AUDIO BOOK REVIEW: The Mars Room by Rachel Kushner

Release Date: May 1, 2018
Publisher: Simon & Schuster Audio
Format: Audio
Length: 9 hours 41 minutes
Narrator: Rachel Kushner
Genre: Literary Fiction
Buy: Audible | Kindle


Synopsis: 

It’s 2003 and Romy Hall, named after a German actress, is at the start of two consecutive life sentences at Stanville Women’s Correctional Facility, deep in California’s Central Valley. Outside is the world from which she has been severed: her young son, Jackson, and the San Francisco of her youth. Inside is a new reality: thousands of women hustling for the bare essentials needed to survive; the bluffing and pageantry and casual acts of violence by guards and prisoners alike; and the deadpan absurdities of institutional living, portrayed with great humor and precision.

Review:

I've had this book in my TBR pile for a while and decided to give it a go while I painted my living room.  I was so drawn into this book that there were many times that I forgot that it was a novel and thought I was reading an autobiography. This is a bleak story told with gallows humor of Romy Hall who is starting 2 consecutive life sentences. There is no hope for her but she persists. Going through the motions and rules of prison life.  She recants stories of different people in prison with her and how her life was on the outside where she did have some hope, if only the bouncer from the strip club she used to work for didn't feel it was funny to give her address out to the guy she moved cities to get away from, the man who was stalking her.

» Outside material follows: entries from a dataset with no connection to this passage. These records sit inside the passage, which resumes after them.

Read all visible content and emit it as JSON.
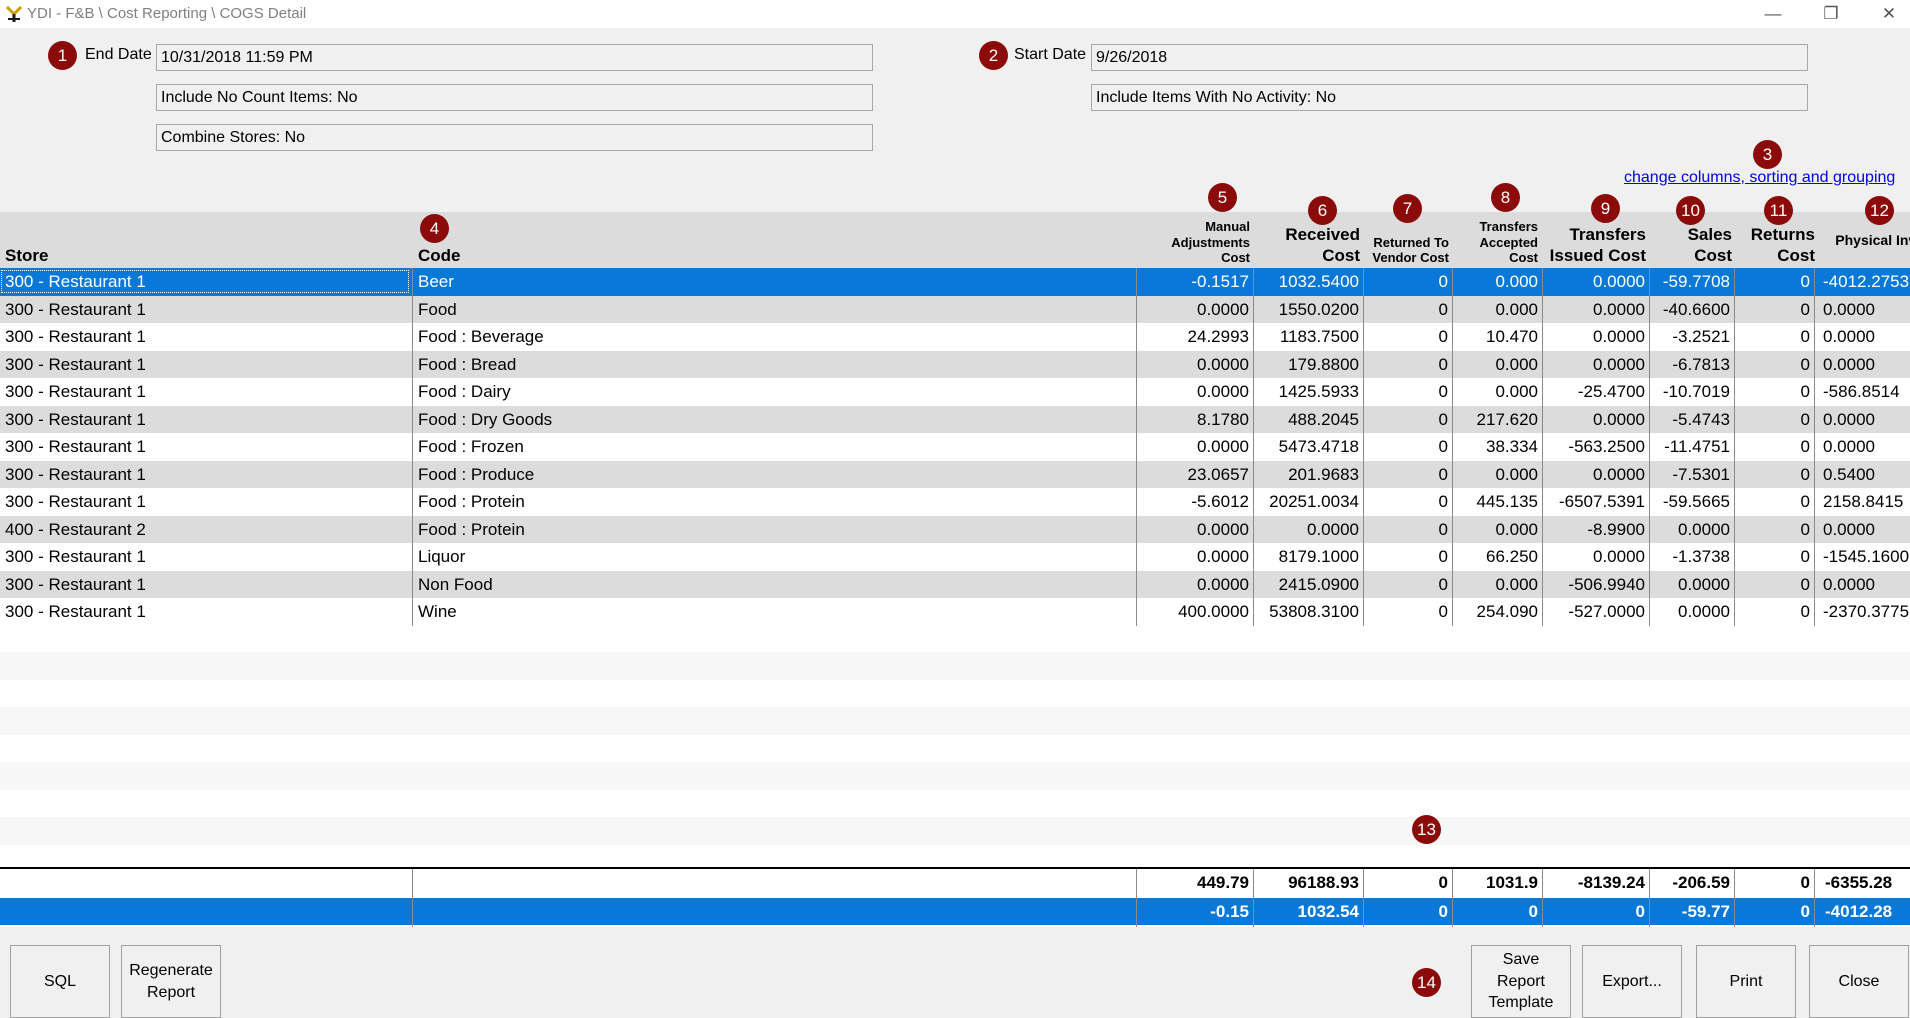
{
  "window": {
    "title": "YDI - F&B \\ Cost Reporting \\ COGS Detail",
    "min": "—",
    "max": "❐",
    "close": "✕"
  },
  "params": {
    "end_date_label": "End Date",
    "end_date_value": "10/31/2018 11:59 PM",
    "start_date_label": "Start Date",
    "start_date_value": "9/26/2018",
    "include_no_count": "Include No Count Items: No",
    "include_no_activity": "Include Items With No Activity: No",
    "combine_stores": "Combine Stores: No"
  },
  "change_link": "change columns, sorting and grouping",
  "badges": [
    "1",
    "2",
    "3",
    "4",
    "5",
    "6",
    "7",
    "8",
    "9",
    "10",
    "11",
    "12",
    "13",
    "14"
  ],
  "columns": {
    "store": "Store",
    "code": "Code",
    "manual_adj": "Manual Adjustments Cost",
    "received": "Received Cost",
    "returned": "Returned To Vendor Cost",
    "transfers_accepted": "Transfers Accepted Cost",
    "transfers_issued": "Transfers Issued Cost",
    "sales": "Sales Cost",
    "returns": "Returns Cost",
    "physical": "Physical Inventory Cost"
  },
  "rows": [
    {
      "store": "300 - Restaurant 1",
      "code": "Beer",
      "manual": "-0.1517",
      "received": "1032.5400",
      "returned": "0",
      "accepted": "0.000",
      "issued": "0.0000",
      "sales": "-59.7708",
      "returns": "0",
      "physical": "-4012.2753"
    },
    {
      "store": "300 - Restaurant 1",
      "code": "Food",
      "manual": "0.0000",
      "received": "1550.0200",
      "returned": "0",
      "accepted": "0.000",
      "issued": "0.0000",
      "sales": "-40.6600",
      "returns": "0",
      "physical": "0.0000"
    },
    {
      "store": "300 - Restaurant 1",
      "code": "Food : Beverage",
      "manual": "24.2993",
      "received": "1183.7500",
      "returned": "0",
      "accepted": "10.470",
      "issued": "0.0000",
      "sales": "-3.2521",
      "returns": "0",
      "physical": "0.0000"
    },
    {
      "store": "300 - Restaurant 1",
      "code": "Food : Bread",
      "manual": "0.0000",
      "received": "179.8800",
      "returned": "0",
      "accepted": "0.000",
      "issued": "0.0000",
      "sales": "-6.7813",
      "returns": "0",
      "physical": "0.0000"
    },
    {
      "store": "300 - Restaurant 1",
      "code": "Food : Dairy",
      "manual": "0.0000",
      "received": "1425.5933",
      "returned": "0",
      "accepted": "0.000",
      "issued": "-25.4700",
      "sales": "-10.7019",
      "returns": "0",
      "physical": "-586.8514"
    },
    {
      "store": "300 - Restaurant 1",
      "code": "Food : Dry Goods",
      "manual": "8.1780",
      "received": "488.2045",
      "returned": "0",
      "accepted": "217.620",
      "issued": "0.0000",
      "sales": "-5.4743",
      "returns": "0",
      "physical": "0.0000"
    },
    {
      "store": "300 - Restaurant 1",
      "code": "Food : Frozen",
      "manual": "0.0000",
      "received": "5473.4718",
      "returned": "0",
      "accepted": "38.334",
      "issued": "-563.2500",
      "sales": "-11.4751",
      "returns": "0",
      "physical": "0.0000"
    },
    {
      "store": "300 - Restaurant 1",
      "code": "Food : Produce",
      "manual": "23.0657",
      "received": "201.9683",
      "returned": "0",
      "accepted": "0.000",
      "issued": "0.0000",
      "sales": "-7.5301",
      "returns": "0",
      "physical": "0.5400"
    },
    {
      "store": "300 - Restaurant 1",
      "code": "Food : Protein",
      "manual": "-5.6012",
      "received": "20251.0034",
      "returned": "0",
      "accepted": "445.135",
      "issued": "-6507.5391",
      "sales": "-59.5665",
      "returns": "0",
      "physical": "2158.8415"
    },
    {
      "store": "400 - Restaurant 2",
      "code": "Food : Protein",
      "manual": "0.0000",
      "received": "0.0000",
      "returned": "0",
      "accepted": "0.000",
      "issued": "-8.9900",
      "sales": "0.0000",
      "returns": "0",
      "physical": "0.0000"
    },
    {
      "store": "300 - Restaurant 1",
      "code": "Liquor",
      "manual": "0.0000",
      "received": "8179.1000",
      "returned": "0",
      "accepted": "66.250",
      "issued": "0.0000",
      "sales": "-1.3738",
      "returns": "0",
      "physical": "-1545.1600"
    },
    {
      "store": "300 - Restaurant 1",
      "code": "Non Food",
      "manual": "0.0000",
      "received": "2415.0900",
      "returned": "0",
      "accepted": "0.000",
      "issued": "-506.9940",
      "sales": "0.0000",
      "returns": "0",
      "physical": "0.0000"
    },
    {
      "store": "300 - Restaurant 1",
      "code": "Wine",
      "manual": "400.0000",
      "received": "53808.3100",
      "returned": "0",
      "accepted": "254.090",
      "issued": "-527.0000",
      "sales": "0.0000",
      "returns": "0",
      "physical": "-2370.3775"
    }
  ],
  "totals": [
    {
      "manual": "449.79",
      "received": "96188.93",
      "returned": "0",
      "accepted": "1031.9",
      "issued": "-8139.24",
      "sales": "-206.59",
      "returns": "0",
      "physical": "-6355.28"
    },
    {
      "manual": "-0.15",
      "received": "1032.54",
      "returned": "0",
      "accepted": "0",
      "issued": "0",
      "sales": "-59.77",
      "returns": "0",
      "physical": "-4012.28"
    }
  ],
  "buttons": {
    "sql": "SQL",
    "regenerate": "Regenerate\nReport",
    "save_template": "Save\nReport\nTemplate",
    "export": "Export...",
    "print": "Print",
    "close": "Close"
  },
  "colors": {
    "selection": "#0a78d7",
    "badge": "#8b0a0a",
    "link": "#0000ee"
  }
}
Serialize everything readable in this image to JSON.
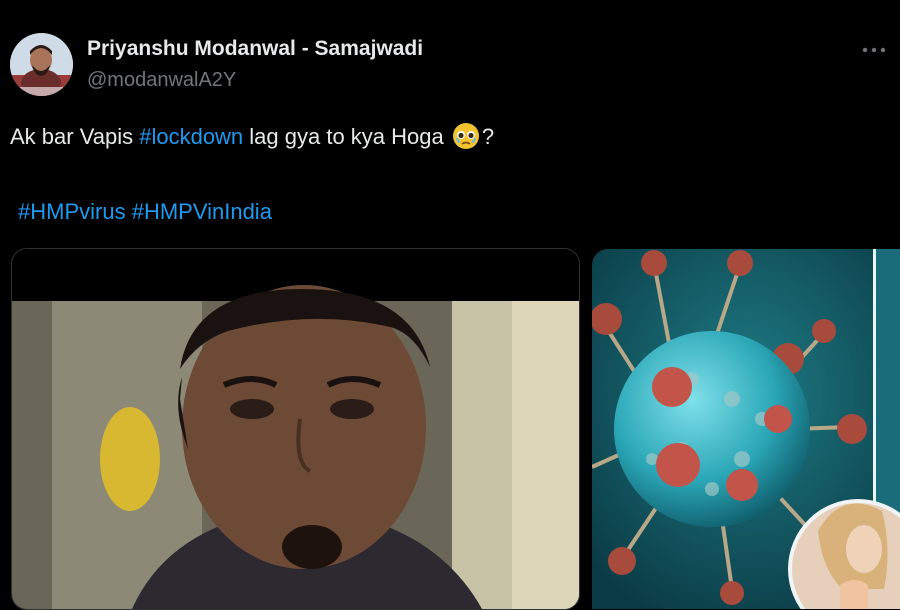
{
  "author": {
    "display_name": "Priyanshu Modanwal - Samajwadi",
    "handle": "@modanwalA2Y"
  },
  "tweet": {
    "text_before": "Ak bar Vapis  ",
    "hashtag_lockdown": "#lockdown",
    "text_after": " lag gya to kya Hoga ",
    "text_end": "?",
    "emoji": "pleading-face-with-tears",
    "hashtags": [
      "#HMPvirus",
      "#HMPVinIndia"
    ]
  },
  "media": [
    {
      "name": "scared-man-photo"
    },
    {
      "name": "virus-illustration-with-coughing-woman"
    }
  ],
  "colors": {
    "background": "#000000",
    "text": "#e7e9ea",
    "secondary_text": "#71767b",
    "link": "#1d9bf0",
    "border": "#2f3336"
  },
  "icons": {
    "more": "more-dots-icon"
  }
}
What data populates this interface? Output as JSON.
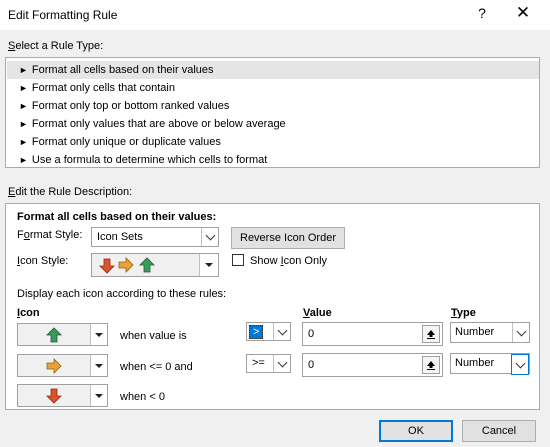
{
  "dialog": {
    "title": "Edit Formatting Rule",
    "help": "?",
    "close": "✕"
  },
  "rule_type": {
    "label": "Select a Rule Type:",
    "items": [
      "Format all cells based on their values",
      "Format only cells that contain",
      "Format only top or bottom ranked values",
      "Format only values that are above or below average",
      "Format only unique or duplicate values",
      "Use a formula to determine which cells to format"
    ],
    "selected_index": 0
  },
  "description": {
    "label": "Edit the Rule Description:",
    "heading": "Format all cells based on their values:",
    "format_style_label": "Format Style:",
    "format_style_value": "Icon Sets",
    "reverse_button": "Reverse Icon Order",
    "icon_style_label": "Icon Style:",
    "show_icon_only": "Show Icon Only",
    "show_icon_only_checked": false,
    "rules_label": "Display each icon according to these rules:",
    "col_icon": "Icon",
    "col_value": "Value",
    "col_type": "Type",
    "rows": [
      {
        "icon": "green-up-arrow-icon",
        "text": "when value is",
        "op": ">",
        "value": "0",
        "type": "Number"
      },
      {
        "icon": "yellow-right-arrow-icon",
        "text": "when <= 0 and",
        "op": ">=",
        "value": "0",
        "type": "Number"
      },
      {
        "icon": "red-down-arrow-icon",
        "text": "when < 0"
      }
    ]
  },
  "buttons": {
    "ok": "OK",
    "cancel": "Cancel"
  },
  "colors": {
    "accent": "#0078d7",
    "up": "#3a9a5b",
    "right": "#e8a23b",
    "down": "#d9532c"
  }
}
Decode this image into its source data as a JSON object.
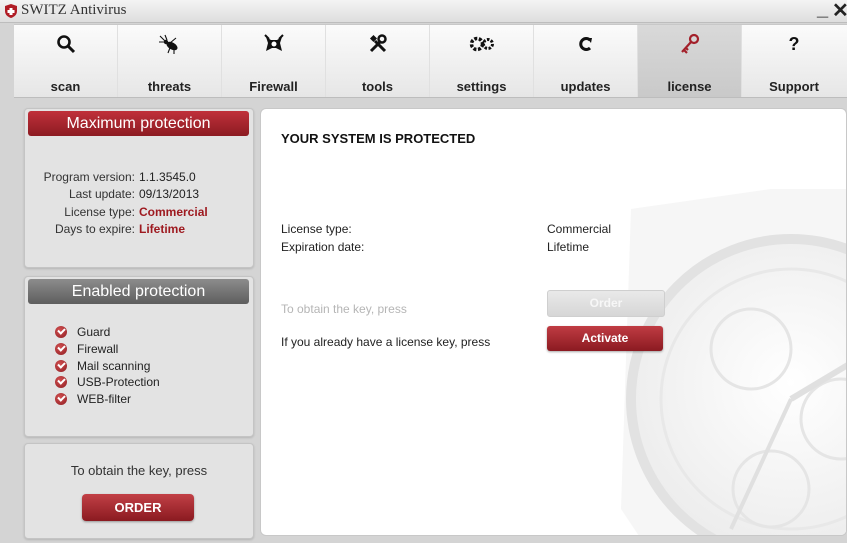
{
  "window": {
    "title": "SWITZ Antivirus",
    "minimize_label": "_",
    "close_label": "✕"
  },
  "toolbar": {
    "items": [
      {
        "label": "scan",
        "icon": "magnifier-icon"
      },
      {
        "label": "threats",
        "icon": "bug-icon"
      },
      {
        "label": "Firewall",
        "icon": "firewall-icon"
      },
      {
        "label": "tools",
        "icon": "tools-icon"
      },
      {
        "label": "settings",
        "icon": "gears-icon"
      },
      {
        "label": "updates",
        "icon": "refresh-icon"
      },
      {
        "label": "license",
        "icon": "key-icon",
        "active": true
      },
      {
        "label": "Support",
        "icon": "question-icon"
      }
    ]
  },
  "sidebar": {
    "status_panel": {
      "header": "Maximum protection",
      "rows": [
        {
          "label": "Program version:",
          "value": "1.1.3545.0"
        },
        {
          "label": "Last update:",
          "value": "09/13/2013"
        },
        {
          "label": "License type:",
          "value": "Commercial"
        },
        {
          "label": "Days to expire:",
          "value": "Lifetime"
        }
      ]
    },
    "protection_panel": {
      "header": "Enabled protection",
      "items": [
        "Guard",
        "Firewall",
        "Mail scanning",
        "USB-Protection",
        "WEB-filter"
      ]
    },
    "order_panel": {
      "text": "To obtain the key, press",
      "button": "ORDER"
    }
  },
  "main": {
    "title": "YOUR SYSTEM IS PROTECTED",
    "license_type_label": "License type:",
    "license_type_value": "Commercial",
    "expiration_label": "Expiration date:",
    "expiration_value": "Lifetime",
    "obtain_text": "To obtain the key, press",
    "order_button": "Order",
    "activate_text": "If you already have a license key, press",
    "activate_button": "Activate"
  },
  "colors": {
    "accent": "#9e1a20",
    "header_gray": "#6f6f6f",
    "panel_bg": "#e3e3e3"
  }
}
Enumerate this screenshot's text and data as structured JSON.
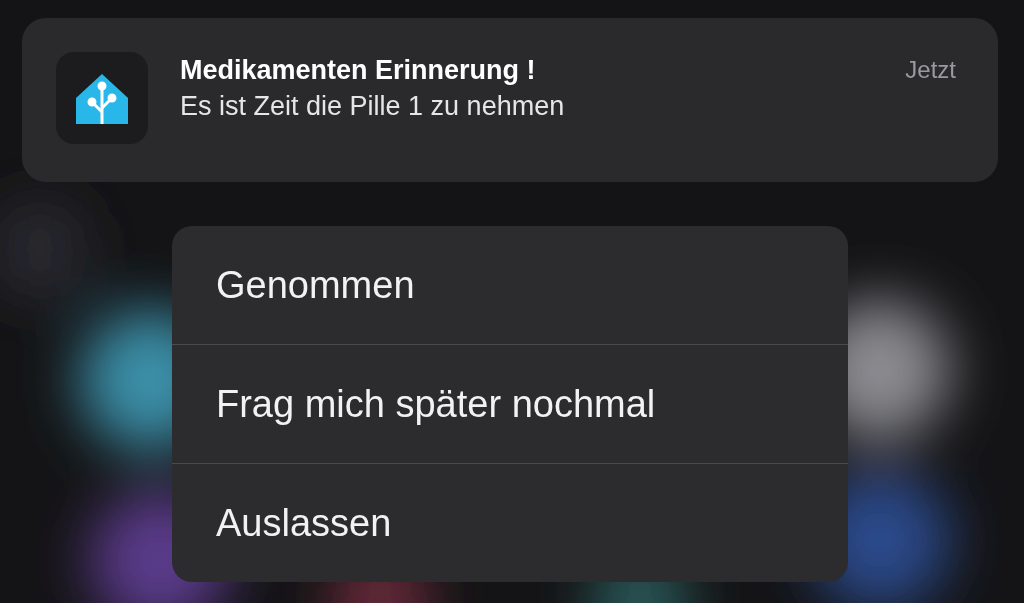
{
  "notification": {
    "title": "Medikamenten Erinnerung !",
    "body": "Es ist Zeit die Pille 1 zu nehmen",
    "time": "Jetzt"
  },
  "actions": [
    {
      "label": "Genommen"
    },
    {
      "label": "Frag mich später nochmal"
    },
    {
      "label": "Auslassen"
    }
  ]
}
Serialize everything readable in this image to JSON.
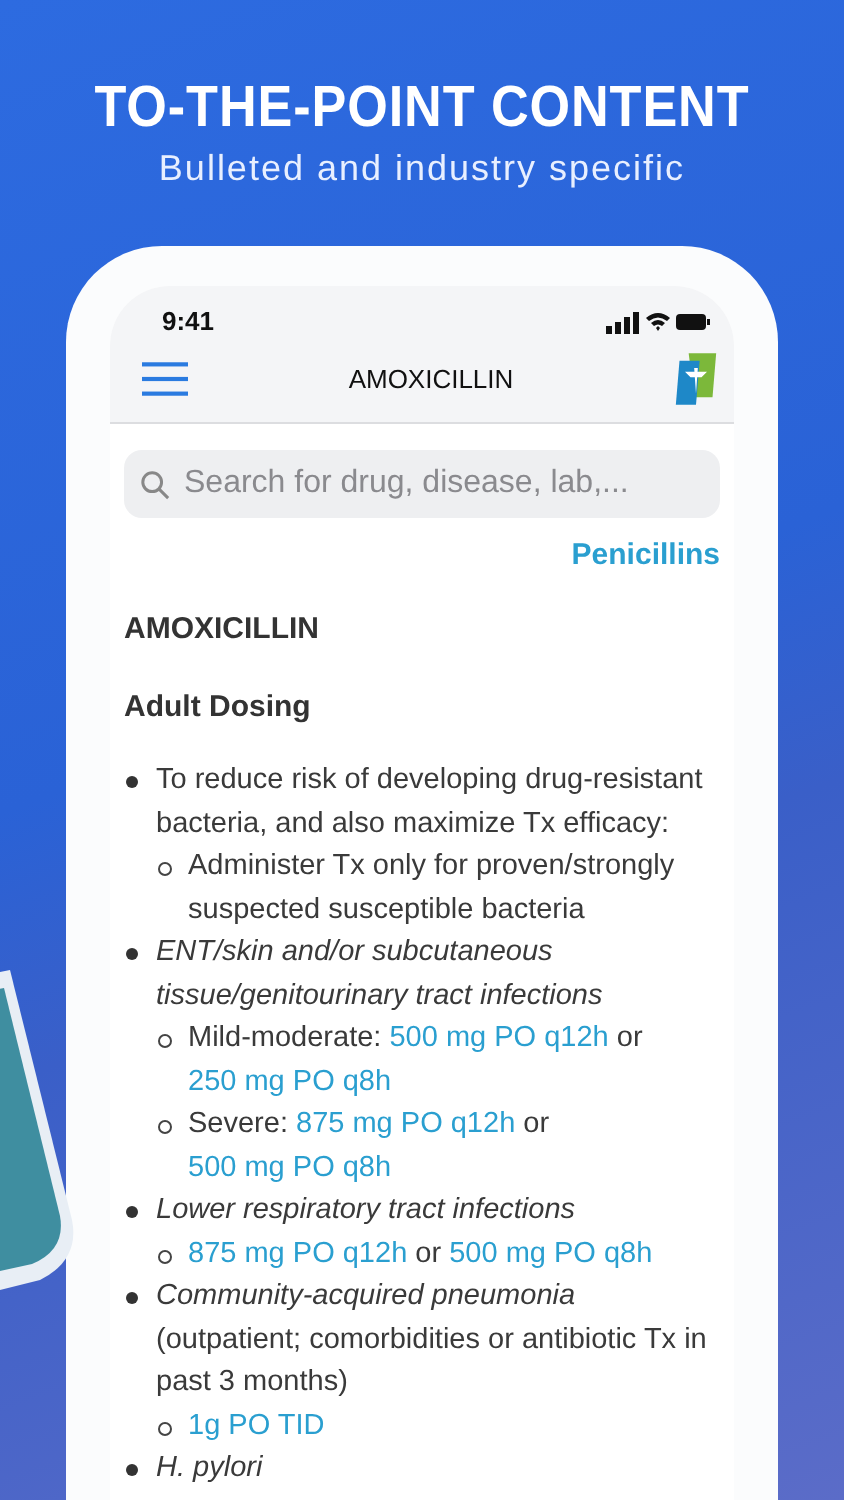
{
  "headline": "TO-THE-POINT CONTENT",
  "subheadline": "Bulleted and industry specific",
  "status_bar": {
    "time": "9:41"
  },
  "nav_bar": {
    "title": "AMOXICILLIN"
  },
  "search": {
    "placeholder": "Search for drug, disease, lab,..."
  },
  "drug_class": "Penicillins",
  "drug_name": "AMOXICILLIN",
  "section_title": "Adult Dosing",
  "bullets": [
    {
      "segments": [
        {
          "kind": "plain",
          "text": "To reduce risk of developing drug-resistant bacteria, and also maximize Tx efficacy:"
        }
      ],
      "children": [
        {
          "segments": [
            {
              "kind": "plain",
              "text": "Administer Tx only for proven/strongly suspected susceptible bacteria"
            }
          ]
        }
      ]
    },
    {
      "segments": [
        {
          "kind": "italic",
          "text": "ENT/skin and/or subcutaneous tissue/genitourinary tract infections"
        }
      ],
      "children": [
        {
          "segments": [
            {
              "kind": "plain",
              "text": "Mild-moderate: "
            },
            {
              "kind": "link",
              "text": "500 mg PO q12h"
            },
            {
              "kind": "plain",
              "text": " or "
            },
            {
              "kind": "link",
              "text": "250 mg PO q8h"
            }
          ]
        },
        {
          "segments": [
            {
              "kind": "plain",
              "text": "Severe: "
            },
            {
              "kind": "link",
              "text": "875 mg PO q12h"
            },
            {
              "kind": "plain",
              "text": " or "
            },
            {
              "kind": "link",
              "text": "500 mg PO q8h"
            }
          ]
        }
      ]
    },
    {
      "segments": [
        {
          "kind": "italic",
          "text": "Lower respiratory tract infections"
        }
      ],
      "children": [
        {
          "segments": [
            {
              "kind": "link",
              "text": "875 mg PO q12h"
            },
            {
              "kind": "plain",
              "text": " or "
            },
            {
              "kind": "link",
              "text": "500 mg PO q8h"
            }
          ]
        }
      ]
    },
    {
      "segments": [
        {
          "kind": "italic",
          "text": "Community-acquired pneumonia"
        },
        {
          "kind": "note",
          "text": "(outpatient; comorbidities or antibiotic Tx in past 3 months)"
        }
      ],
      "children": [
        {
          "segments": [
            {
              "kind": "link",
              "text": "1g PO TID"
            }
          ]
        }
      ]
    },
    {
      "segments": [
        {
          "kind": "italic",
          "text": "H. pylori"
        }
      ]
    }
  ]
}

Kushner nailed this character so well that it was easy to just get swept away in her tale.  The Mars room is a seedy strip club where women dance, give hand jobs and lap dances to men desperate for attention.  Half of the girls are high, poor and down on their luck.  This is not a pretty life but its better than turning tricks. Romy freely admits that her choices are what brought her to her current situation but that doesn't make it any easier.  From public defenders, over crowded prisons, guards who don't care and the strangeness of life on the inside you get a peak into this world.  This isn't Orange is the New Black...this is raw and desperate, yet Kushner keeps you reading and hoping for a different outcome.